Es así que Bullinger, de un modo bastante didáctico compara a nuestros cuerpos y muestras vidas con “barcos” que han estado comandados por nuestra vieja naturaleza y que ahora está siendo comandado por Cristo, quien llevará al barco a buen puerto, sin importar cuanto el viejo “Capitán” luche por tomar el “timón”, el control de nuestras vidas.
Más adelante en su estudio, en el capítulo 8 “Conclusiones prácticas” Bullinger dice:
“...Si la verdad nos sostiene entonces:

1-       Diariamente ignoramos a la carne y nos negaremos a todos sus llamados y clamores. Tenemos que recordar que no estamos nosotros en la carne sino que la carne está en nosotros y no podremos sacarla de nosotros hasta el retorno de Cristo o hasta que muramos y seamos resucitados... si logramos diariamente tener en la memoria esta verdad práctica, nos mantendremos lejos de embarcarnos en algún esfuerzo, plan o esquema que tenga por objetivo cultivar o desarrollar la carne.
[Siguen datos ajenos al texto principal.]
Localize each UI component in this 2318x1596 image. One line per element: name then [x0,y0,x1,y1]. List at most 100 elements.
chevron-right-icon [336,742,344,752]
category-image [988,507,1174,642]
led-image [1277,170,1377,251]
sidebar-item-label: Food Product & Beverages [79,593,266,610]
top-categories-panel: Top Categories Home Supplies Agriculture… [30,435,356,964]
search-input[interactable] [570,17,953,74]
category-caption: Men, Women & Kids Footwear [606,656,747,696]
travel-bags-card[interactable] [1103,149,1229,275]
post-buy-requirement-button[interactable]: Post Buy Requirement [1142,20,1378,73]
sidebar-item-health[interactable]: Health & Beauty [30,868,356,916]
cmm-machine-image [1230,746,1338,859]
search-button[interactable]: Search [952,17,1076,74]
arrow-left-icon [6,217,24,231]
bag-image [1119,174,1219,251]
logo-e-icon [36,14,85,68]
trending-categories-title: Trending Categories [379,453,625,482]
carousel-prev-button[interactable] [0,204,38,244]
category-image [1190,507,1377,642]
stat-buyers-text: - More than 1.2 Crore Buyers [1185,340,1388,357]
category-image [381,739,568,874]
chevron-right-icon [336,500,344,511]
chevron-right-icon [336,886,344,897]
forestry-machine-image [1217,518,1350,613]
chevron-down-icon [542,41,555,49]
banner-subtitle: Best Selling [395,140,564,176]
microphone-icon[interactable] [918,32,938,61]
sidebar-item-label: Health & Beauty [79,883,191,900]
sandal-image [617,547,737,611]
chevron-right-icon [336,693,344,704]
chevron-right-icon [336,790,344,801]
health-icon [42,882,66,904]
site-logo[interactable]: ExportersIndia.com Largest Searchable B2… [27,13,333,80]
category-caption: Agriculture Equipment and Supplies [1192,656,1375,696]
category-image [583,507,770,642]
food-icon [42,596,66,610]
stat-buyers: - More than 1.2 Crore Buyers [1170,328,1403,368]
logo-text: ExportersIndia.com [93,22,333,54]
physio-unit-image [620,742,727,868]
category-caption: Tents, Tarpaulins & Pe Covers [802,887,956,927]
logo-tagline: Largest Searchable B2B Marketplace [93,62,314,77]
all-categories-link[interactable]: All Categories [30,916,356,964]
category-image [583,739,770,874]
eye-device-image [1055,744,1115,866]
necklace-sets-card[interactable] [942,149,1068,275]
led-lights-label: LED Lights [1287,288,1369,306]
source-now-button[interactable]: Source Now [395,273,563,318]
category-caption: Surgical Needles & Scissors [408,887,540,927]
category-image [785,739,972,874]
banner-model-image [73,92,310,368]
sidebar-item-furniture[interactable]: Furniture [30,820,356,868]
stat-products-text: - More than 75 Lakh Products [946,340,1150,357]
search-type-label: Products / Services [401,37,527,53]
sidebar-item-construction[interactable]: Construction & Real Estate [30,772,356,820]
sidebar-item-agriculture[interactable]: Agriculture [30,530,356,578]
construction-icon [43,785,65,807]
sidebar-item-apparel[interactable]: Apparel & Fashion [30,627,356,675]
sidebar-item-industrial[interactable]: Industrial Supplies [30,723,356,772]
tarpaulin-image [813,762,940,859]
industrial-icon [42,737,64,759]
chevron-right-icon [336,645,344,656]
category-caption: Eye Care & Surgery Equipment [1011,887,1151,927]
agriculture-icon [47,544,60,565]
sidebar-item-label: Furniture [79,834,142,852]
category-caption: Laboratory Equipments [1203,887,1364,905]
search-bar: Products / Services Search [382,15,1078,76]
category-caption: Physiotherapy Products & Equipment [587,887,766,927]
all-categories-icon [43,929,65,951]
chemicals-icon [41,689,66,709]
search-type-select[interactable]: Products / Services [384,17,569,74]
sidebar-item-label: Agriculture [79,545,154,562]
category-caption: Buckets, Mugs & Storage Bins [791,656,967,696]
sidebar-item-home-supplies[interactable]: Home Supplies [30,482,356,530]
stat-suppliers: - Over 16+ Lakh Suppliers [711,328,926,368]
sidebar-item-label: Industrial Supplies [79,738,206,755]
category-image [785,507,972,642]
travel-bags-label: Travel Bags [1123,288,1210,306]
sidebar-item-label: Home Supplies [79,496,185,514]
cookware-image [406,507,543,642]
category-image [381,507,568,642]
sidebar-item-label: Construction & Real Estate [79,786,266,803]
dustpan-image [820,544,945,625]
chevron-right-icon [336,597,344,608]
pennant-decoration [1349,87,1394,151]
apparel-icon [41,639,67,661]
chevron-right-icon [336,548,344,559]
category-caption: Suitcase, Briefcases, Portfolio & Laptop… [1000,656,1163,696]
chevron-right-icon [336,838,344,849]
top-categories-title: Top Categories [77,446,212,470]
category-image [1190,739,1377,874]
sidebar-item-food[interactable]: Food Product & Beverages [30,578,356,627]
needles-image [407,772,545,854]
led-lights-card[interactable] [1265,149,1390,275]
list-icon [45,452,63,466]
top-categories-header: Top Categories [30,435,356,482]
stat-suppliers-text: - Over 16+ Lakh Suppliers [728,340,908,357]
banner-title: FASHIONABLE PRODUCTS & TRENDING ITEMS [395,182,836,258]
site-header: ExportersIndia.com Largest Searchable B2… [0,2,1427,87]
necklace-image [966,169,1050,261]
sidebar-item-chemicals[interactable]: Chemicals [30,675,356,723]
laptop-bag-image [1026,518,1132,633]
También nos preservará de cualquier forma moderna de enseñanza que pretenda falsamente esperanzarnos con erradicar la carne siguiendo ciertas reglas o mandamientos...

2-       El mejor modo práctico de tratar a la vieja naturaleza es matarla de hambre... esta tarea puede llevarse a cabo solo indirectamente atendiendo a las demandas y deseos, y dando satisfacción a todos los anhelos descendientes del cielo, de la nueva naturaleza... porque (y esto es importante) no podemos alimentar ambas naturalezas al mismo tiempo. Cuando una de las naturalezas esta siendo nutrida la otra estará pasando hambre. Muchos cristianos están constantemente ocupados en considerar los pensamientos y libros de hombres y luego se sorprenden por su bajo estándar de vida cristiana en su andar diario..., si una persona, en su vida física, persiste en comer o beber aquello que es perjudicial para su salud, ésta deberá soportar las inevitables consecuencias ¡esto es lo que sucede también en el campo espiritual...”

Teniendo en cuenta estas recomendaciones prácticas dadas por el doctor Bullinger, me gustaría cerrar con un versículo más de Filipenses:

Filipenses 4:8-9
Por lo demás,  hermanos,  todo lo que es verdadero,  todo lo honesto,  todo lo justo,  todo lo puro,  todo lo amable,  todo lo que es de buen nombre;  si hay virtud alguna,  si algo digno de alabanza,  en esto pensad. Lo que aprendisteis y recibisteis y oísteis y visteis en mí,  esto haced;  y el Dios de paz estará con vosotros.

Considerar estas cosas nos dará todos los nutrientes espirituales necesarios para estar espiritualmente fuertes y sanos para hacer la voluntad de Dios y así estar llenos con la paz de Dios y con todos los ingredientes necesarios para tener la mayor plenitud posible en esta vida y el galardón de la vida futura.